Rock Star Characters
Kris Phoenix embodies all the English superstar rock musicians from John Lennon and Mick Jagger to David Bowie. He has questionable morals but a strong conviction and determination to succeed, and any unpleasant things he must do are done with the belief that his art will justify his life. Bobby Mondella, black and handsome, is the talented child of the ghetto who makes all the necessary compromises to reach superstardom. Rafealla personifies the aimless rich kid who leads such a fast life that she is jaded before the age of twenty-one, and almost falls into the profession of rock stardom because there is nothing else left to do.
There is the ruthless, powerful older man who controls the lives of others with the dispassionate abandon of a child manipulating dolls.
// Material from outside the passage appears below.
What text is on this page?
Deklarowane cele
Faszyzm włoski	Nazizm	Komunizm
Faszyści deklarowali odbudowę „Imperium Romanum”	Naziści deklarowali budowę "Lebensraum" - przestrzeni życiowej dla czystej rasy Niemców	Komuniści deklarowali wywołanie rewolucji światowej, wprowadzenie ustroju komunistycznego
Marcus Citroen represents the power to create or destroy the lives and careers of people who try to make it in the entertainment business.
As always, Collins has a "loose cannon" character, in this book Maxwell Sicily, who deliberately sets about to interfere with the plans of the major characters, resulting in the usual climactic scene of terror and violence. Her "good" characters have their flaws: the three rock stars are by turn callous, arrogant, selfish, and occasionally stupid. But they are also loyal, sensitive, dedicated, and kind-hearted. The "bad" characters have few redeeming qualities: Marcus Citroen is a controlling, vindictive, unfeeling, rapacious, perverted man of great wealth, power, and position who manipulates everyone for his own purposes and entertainment. His only sign of humanity appears when he for some reason allows Bobby Mondella to resume his career after he (Citroen) had violently ended it.
Nova Citroen, his wife, is cold, calculating and completely self-involved. She shows what seems to be a vulnerability after being badly beaten by her husband. But even then Collins casts doubt on her sincerity, so the reader cannot be positive that Nova in fact has a touch of humanity or is simply playing a part for her own gain.
Maxwell Sicily is rotten through and through. Even his own father, Carmine, disowns him as a complete loser and family disgrace. By the end of the story, Carmine is so fed up with Maxwell he has planned to "put a hit on his own son and get him out of his life forever. The boy was no good, never had been."
Some of the minor characters, relatively good or relatively bad, contribute to the mix. Luiz Oliveira is a likeable scoundrel loved by Rafealla and apparently worthy of her love until she finds out he's little more than a gigolo. But, aside from stealing her heart, he's no worse than any normal human being. Speed, the would-be getaway limo driver, is such a bad-luck character he's hilarious. He has so many mishaps trying to assist Maxwell Sicily in his heist that he comes off as a pathetic buffoon.
By the end of the book, in the Epilogue, all loose ends are tied up neatly and succinctly. What happens to all the characters is accounted for: the "good" characters get together in appropriate couples, the "bad" characters get punished. The merely despicable ones live to undo someone else another day.